Torna il recinto per le proteste
E così anche a causa della legge anti-proteste, lo spazio per il dissenso si è ridotto drasticamente. Dal 25 gennaio 2011, Tahrir è diventata il simbolo dei movimentiperché ha unito migliaia di giovani, ultras, venditori ambulanti, donne, migranti, poveri e attivisti, che hanno formato la loro identità anti-regime occupando lo spazio pubblico. La più grande piazza della città è diventata un laboratorio unico al mondo di «politica di strada». Con gli islamisti al potere e fino al giorno del massacro di Rabaa al Adaweya tutta la città e le piazze delle principali città del paese sono state usate per esprimere il dissenso da parte dei contestatori. Le opposizioni, oltre a presidiare piazza Tahrir, si sono date in varie occasioni appuntamento ad Heliopolis, intorno al palazzo presidenziale di Ittihadeya. E così, l’immenso palazzo, irraggiungibile ai tempi di Mubarak, subito dopo la nomina del primo rais eletto in Egitto, è diventato il luogo dove il presidente poteva finalmente essere raggiunto da chiunque.
Il movimento sociale che ha determinato la caduta dell’ex presidente Mubarak l’11 febbraio 2011 può essere descritto come il tentativo di riappropriarsi dello spazio pubblico e dei palazzi delle istituzioni da parte di ampi strati emarginati della popolazione. Per questo le prime manifestazioni hanno avuto luogo intorno al parlamento (Moghles Shaab), alla sede del governo (Qasr Al-Aini), al ministero degli Interni (via Sheykh Rihan) e per le strade limitrofe a vari ministeri.
In seguito alle rivolte anti-Mubarak, lo spazio pubblico è stato frammentato dai militari proprio per scoraggiare le proteste.
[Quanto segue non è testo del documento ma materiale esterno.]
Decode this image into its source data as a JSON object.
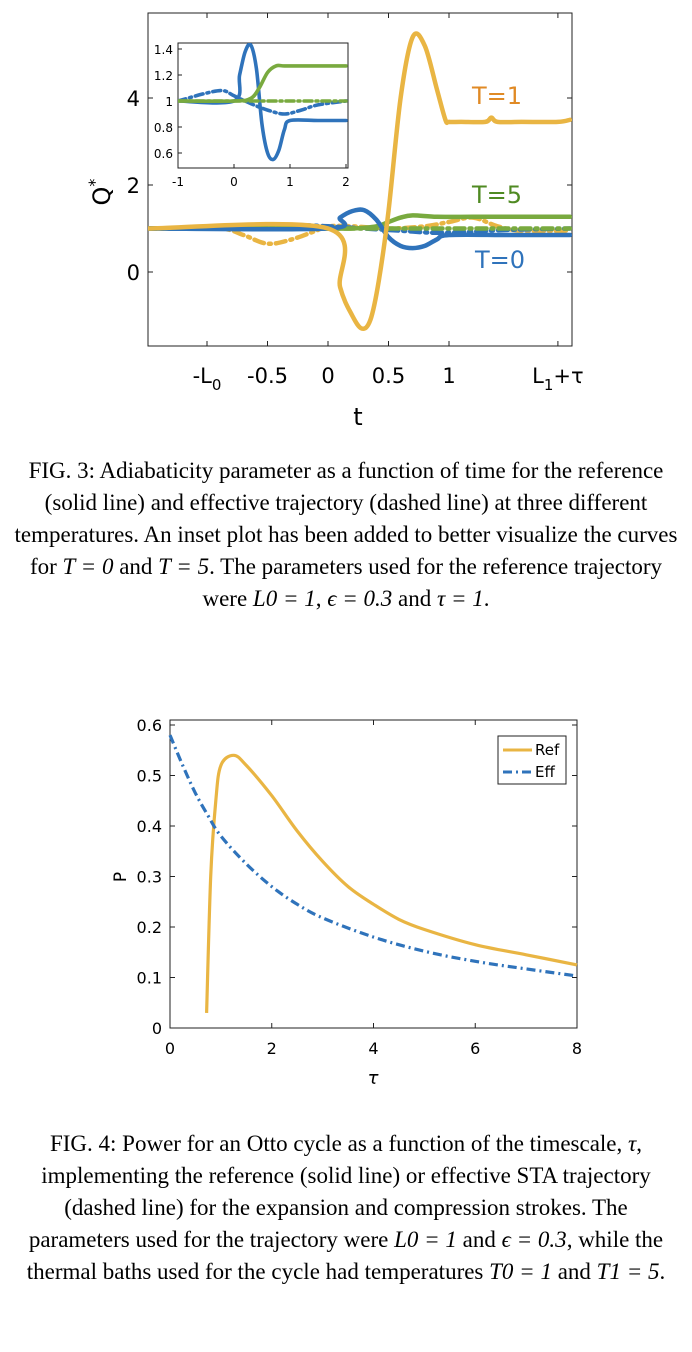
{
  "fig3": {
    "ylabel": "Q",
    "ylabel_sup": "*",
    "xlabel": "t",
    "xticks": [
      "-L",
      "-0.5",
      "0",
      "0.5",
      "1",
      "L"
    ],
    "xtick_subs": {
      "0": "0",
      "5": "1"
    },
    "xtick_suffix": {
      "5": "+τ"
    },
    "yticks": [
      "0",
      "2",
      "4"
    ],
    "labels": {
      "t1": "T=1",
      "t5": "T=5",
      "t0": "T=0"
    },
    "inset": {
      "xticks": [
        "-1",
        "0",
        "1",
        "2"
      ],
      "yticks": [
        "0.6",
        "0.8",
        "1",
        "1.2",
        "1.4"
      ]
    },
    "colors": {
      "t1": "#e9b543",
      "t5": "#79aa3f",
      "t0": "#2f73bb"
    }
  },
  "fig3_caption": {
    "prefix": "FIG. 3: Adiabaticity parameter as a function of time for the reference (solid line) and effective trajectory (dashed line) at three different temperatures. An inset plot has been added to better visualize the curves for ",
    "t0": "T = 0",
    "and": " and ",
    "t5": "T = 5",
    "middle": ". The parameters used for the reference trajectory were ",
    "l0": "L0 = 1",
    "comma": ", ",
    "eps": "ϵ = 0.3",
    "and2": " and ",
    "tau": "τ = 1",
    "end": "."
  },
  "chart_data": [
    {
      "type": "line",
      "title": "",
      "xlabel": "t",
      "ylabel": "Q*",
      "ylim": [
        -1.7,
        5.6
      ],
      "series": [
        {
          "name": "T=1",
          "style": "solid",
          "color": "#e9b543",
          "x": [
            -1.5,
            0,
            0.1,
            0.2,
            0.28,
            0.35,
            0.42,
            0.5,
            0.6,
            0.7,
            0.8,
            0.9,
            0.97,
            1.0,
            1.1,
            1.3,
            1.35,
            1.4,
            1.6,
            1.9,
            2.0
          ],
          "y": [
            1.0,
            1.0,
            -0.35,
            -1.0,
            -1.3,
            -1.1,
            -0.2,
            1.4,
            4.0,
            5.4,
            5.2,
            4.2,
            3.5,
            3.45,
            3.45,
            3.45,
            3.55,
            3.45,
            3.45,
            3.45,
            3.5
          ]
        },
        {
          "name": "T=1",
          "style": "dashed",
          "color": "#e9b543",
          "x": [
            -1.5,
            -0.9,
            -0.7,
            -0.5,
            -0.3,
            -0.1,
            0,
            0.2,
            0.5,
            0.8,
            1.0,
            1.2,
            1.4,
            1.6,
            2.0
          ],
          "y": [
            1.0,
            1.0,
            0.85,
            0.65,
            0.75,
            0.95,
            1.05,
            1.05,
            1.0,
            1.05,
            1.15,
            1.25,
            1.05,
            0.95,
            0.95
          ]
        },
        {
          "name": "T=5",
          "style": "solid",
          "color": "#79aa3f",
          "x": [
            -1.5,
            0,
            0.2,
            0.4,
            0.5,
            0.6,
            0.7,
            0.9,
            1.2,
            1.5,
            2.0
          ],
          "y": [
            1.0,
            1.0,
            1.0,
            1.05,
            1.15,
            1.25,
            1.3,
            1.27,
            1.27,
            1.27,
            1.27
          ]
        },
        {
          "name": "T=5",
          "style": "dashed",
          "color": "#79aa3f",
          "x": [
            -1.5,
            0.5,
            1.0,
            1.5,
            2.0
          ],
          "y": [
            1.0,
            1.0,
            1.0,
            1.0,
            1.0
          ]
        },
        {
          "name": "T=0",
          "style": "solid",
          "color": "#2f73bb",
          "x": [
            -1.5,
            0,
            0.1,
            0.2,
            0.3,
            0.4,
            0.5,
            0.6,
            0.7,
            0.8,
            0.9,
            1.0,
            1.5,
            2.0
          ],
          "y": [
            1.0,
            1.0,
            1.25,
            1.4,
            1.42,
            1.2,
            0.8,
            0.6,
            0.55,
            0.6,
            0.75,
            0.85,
            0.85,
            0.85
          ]
        },
        {
          "name": "T=0",
          "style": "dashed",
          "color": "#2f73bb",
          "x": [
            -1.5,
            -0.9,
            -0.6,
            -0.3,
            0,
            0.3,
            0.6,
            0.9,
            1.2,
            1.5,
            2.0
          ],
          "y": [
            1.0,
            1.0,
            1.05,
            1.08,
            1.05,
            1.0,
            0.95,
            0.9,
            0.93,
            0.97,
            1.0
          ]
        }
      ],
      "inset": {
        "xlim": [
          -1,
          2
        ],
        "ylim": [
          0.5,
          1.5
        ],
        "series": [
          {
            "name": "T=0",
            "style": "solid",
            "color": "#2f73bb",
            "x": [
              -1,
              0,
              0.1,
              0.2,
              0.3,
              0.4,
              0.5,
              0.6,
              0.7,
              0.8,
              0.9,
              1.0,
              1.5,
              2.0
            ],
            "y": [
              1.0,
              1.0,
              1.2,
              1.38,
              1.43,
              1.25,
              0.82,
              0.6,
              0.55,
              0.62,
              0.78,
              0.85,
              0.85,
              0.85
            ]
          },
          {
            "name": "T=0",
            "style": "dashed",
            "color": "#2f73bb",
            "x": [
              -1,
              -0.5,
              -0.2,
              0,
              0.3,
              0.6,
              0.9,
              1.2,
              1.5,
              2.0
            ],
            "y": [
              1.0,
              1.06,
              1.08,
              1.04,
              0.98,
              0.93,
              0.9,
              0.93,
              0.97,
              1.0
            ]
          },
          {
            "name": "T=5",
            "style": "solid",
            "color": "#79aa3f",
            "x": [
              -1,
              0,
              0.3,
              0.45,
              0.6,
              0.75,
              0.9,
              1.2,
              2.0
            ],
            "y": [
              1.0,
              1.0,
              1.02,
              1.1,
              1.22,
              1.27,
              1.27,
              1.27,
              1.27
            ]
          },
          {
            "name": "T=5",
            "style": "dashed",
            "color": "#79aa3f",
            "x": [
              -1,
              0.5,
              1.0,
              1.5,
              2.0
            ],
            "y": [
              1.0,
              1.0,
              1.0,
              1.0,
              1.0
            ]
          }
        ]
      }
    },
    {
      "type": "line",
      "title": "",
      "xlabel": "τ",
      "ylabel": "P",
      "xlim": [
        0,
        8
      ],
      "ylim": [
        0,
        0.6
      ],
      "xticks": [
        "0",
        "2",
        "4",
        "6",
        "8"
      ],
      "yticks": [
        "0",
        "0.1",
        "0.2",
        "0.3",
        "0.4",
        "0.5",
        "0.6"
      ],
      "legend_position": "top-right",
      "series": [
        {
          "name": "Ref",
          "style": "solid",
          "color": "#e9b543",
          "x": [
            0.72,
            0.8,
            0.9,
            1.0,
            1.25,
            1.5,
            2.0,
            2.5,
            3.0,
            3.5,
            4.0,
            4.5,
            5.0,
            6.0,
            7.0,
            8.0
          ],
          "y": [
            0.03,
            0.3,
            0.45,
            0.52,
            0.54,
            0.52,
            0.46,
            0.39,
            0.33,
            0.28,
            0.245,
            0.215,
            0.195,
            0.165,
            0.145,
            0.125
          ]
        },
        {
          "name": "Eff",
          "style": "dashed",
          "color": "#2f73bb",
          "x": [
            0.0,
            0.25,
            0.5,
            0.75,
            1.0,
            1.5,
            2.0,
            2.5,
            3.0,
            4.0,
            5.0,
            6.0,
            7.0,
            8.0
          ],
          "y": [
            0.58,
            0.52,
            0.465,
            0.42,
            0.38,
            0.325,
            0.28,
            0.245,
            0.218,
            0.18,
            0.152,
            0.132,
            0.117,
            0.103
          ]
        }
      ]
    }
  ],
  "fig4_caption": {
    "prefix": "FIG. 4: Power for an Otto cycle as a function of the timescale, ",
    "tau": "τ",
    "middle": ", implementing the reference (solid line) or effective STA trajectory (dashed line) for the expansion and compression strokes. The parameters used for the trajectory were ",
    "l0": "L0 = 1",
    "and": " and ",
    "eps": "ϵ = 0.3",
    "middle2": ", while the thermal baths used for the cycle had temperatures ",
    "t0": "T0 = 1",
    "and2": " and ",
    "t1": "T1 = 5",
    "end": "."
  }
}
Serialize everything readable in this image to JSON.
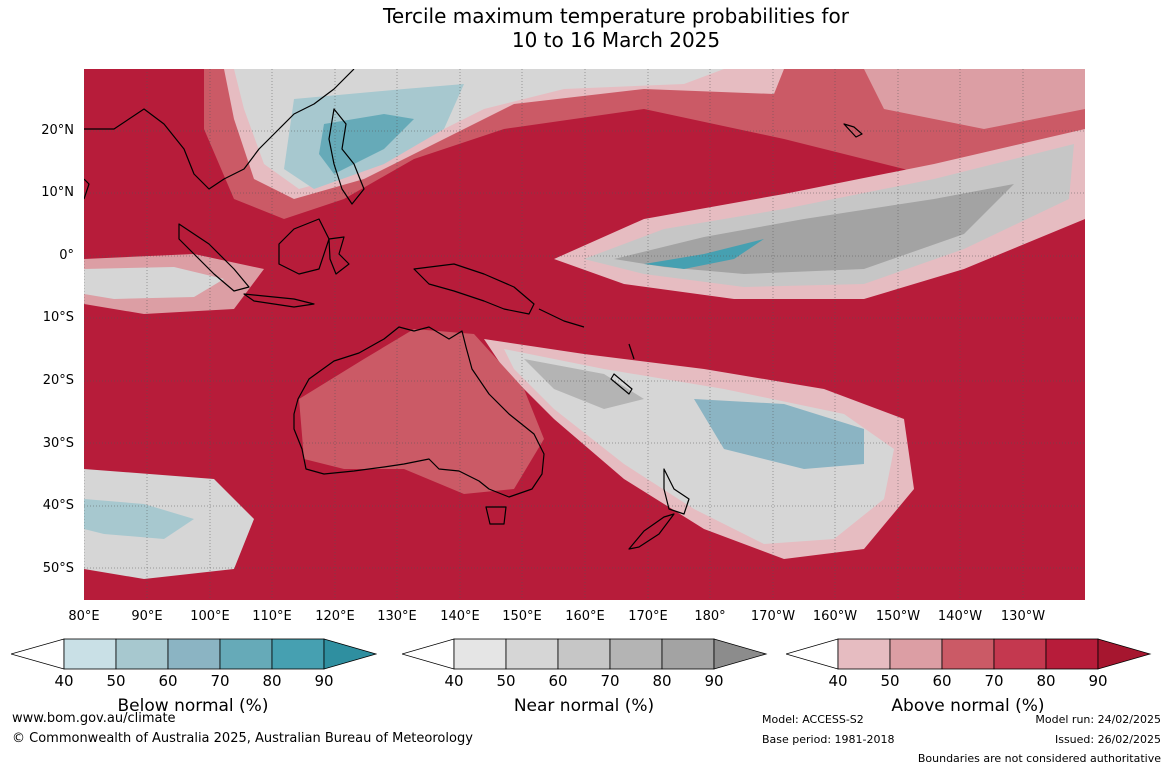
{
  "title": {
    "line1": "Tercile maximum temperature probabilities for",
    "line2": "10 to 16 March 2025"
  },
  "map": {
    "lat_labels": [
      "20°N",
      "10°N",
      "0°",
      "10°S",
      "20°S",
      "30°S",
      "40°S",
      "50°S"
    ],
    "lon_labels": [
      "80°E",
      "90°E",
      "100°E",
      "110°E",
      "120°E",
      "130°E",
      "140°E",
      "150°E",
      "160°E",
      "170°E",
      "180°",
      "170°W",
      "160°W",
      "150°W",
      "140°W",
      "130°W"
    ],
    "colors": {
      "above_90": "#b71c3a",
      "above_80": "#c4384f",
      "above_70": "#cb5a66",
      "above_60": "#d27a82",
      "above_50": "#dc9ea4",
      "above_40": "#e6bcc1",
      "near_40": "#e5e5e5",
      "near_50": "#d6d6d6",
      "near_60": "#c6c6c6",
      "near_70": "#b4b4b4",
      "near_80": "#a3a3a3",
      "near_90": "#8c8c8c",
      "below_40": "#c9e0e6",
      "below_50": "#a7c8cf",
      "below_60": "#8bb4c3",
      "below_70": "#66aab8",
      "below_80": "#46a0b1",
      "below_90": "#2f8fa0"
    }
  },
  "legends": {
    "below": {
      "ticks": [
        "40",
        "50",
        "60",
        "70",
        "80",
        "90"
      ],
      "label": "Below normal (%)"
    },
    "near": {
      "ticks": [
        "40",
        "50",
        "60",
        "70",
        "80",
        "90"
      ],
      "label": "Near normal (%)"
    },
    "above": {
      "ticks": [
        "40",
        "50",
        "60",
        "70",
        "80",
        "90"
      ],
      "label": "Above normal (%)"
    }
  },
  "footer": {
    "website": "www.bom.gov.au/climate",
    "copyright": "© Commonwealth of Australia 2025, Australian Bureau of Meteorology",
    "model": "Model: ACCESS-S2",
    "base_period": "Base period: 1981-2018",
    "model_run": "Model run: 24/02/2025",
    "issued": "Issued: 26/02/2025",
    "disclaimer": "Boundaries are not considered authoritative"
  }
}
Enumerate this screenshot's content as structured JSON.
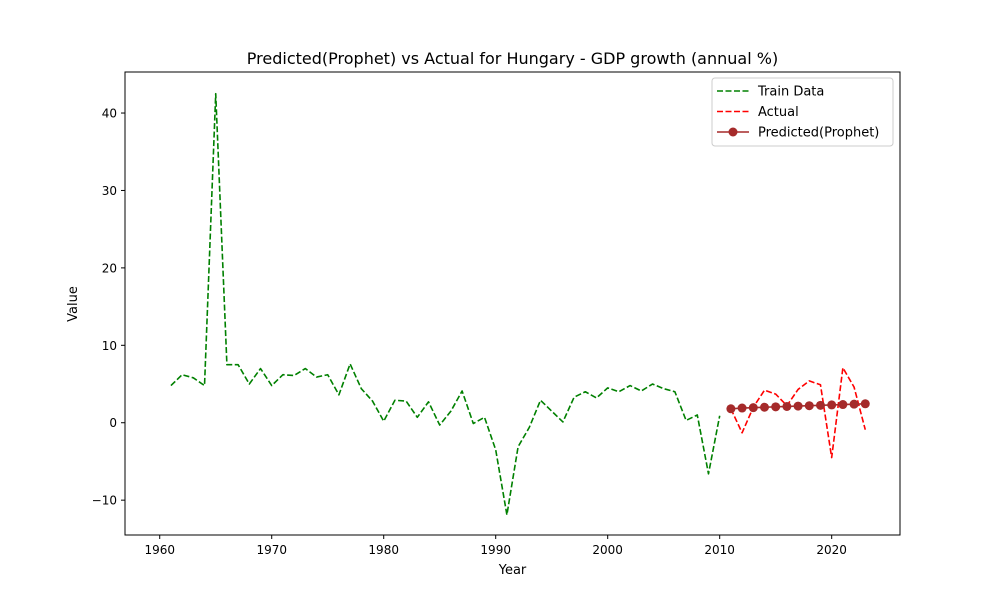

Così i manifestanti da Tahrir si sono spostati lentamente verso Qasr Al-Aini per le contestazioni contro la giunta militare. Con il passare dei mesi, nell’estate del 2011, sono iniziati i cortei che, partendo da punti distinti della città (Ramsis, Agouza, Sayeda Zeinab, Mohandessin) hanno raggiunto il centro delle proteste: piazza Tahrir. Mentre Maspero (la tv di stato) è diventata il punto di riferimento delle contestazioni dei cristiani dopo il massacro di copti dell’ottobre 2011.
I contestatori hanno così idealmente superato le mura, costruite in fretta dalle Forze di sicurezza, intorno ai palazzi delle istituzioni pubbliche. Con il golpe dello scorso luglio queste mura sono tornate, più alte di prima anche se immateriali, e ai contestatori, come ai tempi dell’ex presidente Hosni Mubarak, sono rimaste solo le università (ora chiuse per il voto) e il sindacato dei giornalisti, come unici recinti per protestare.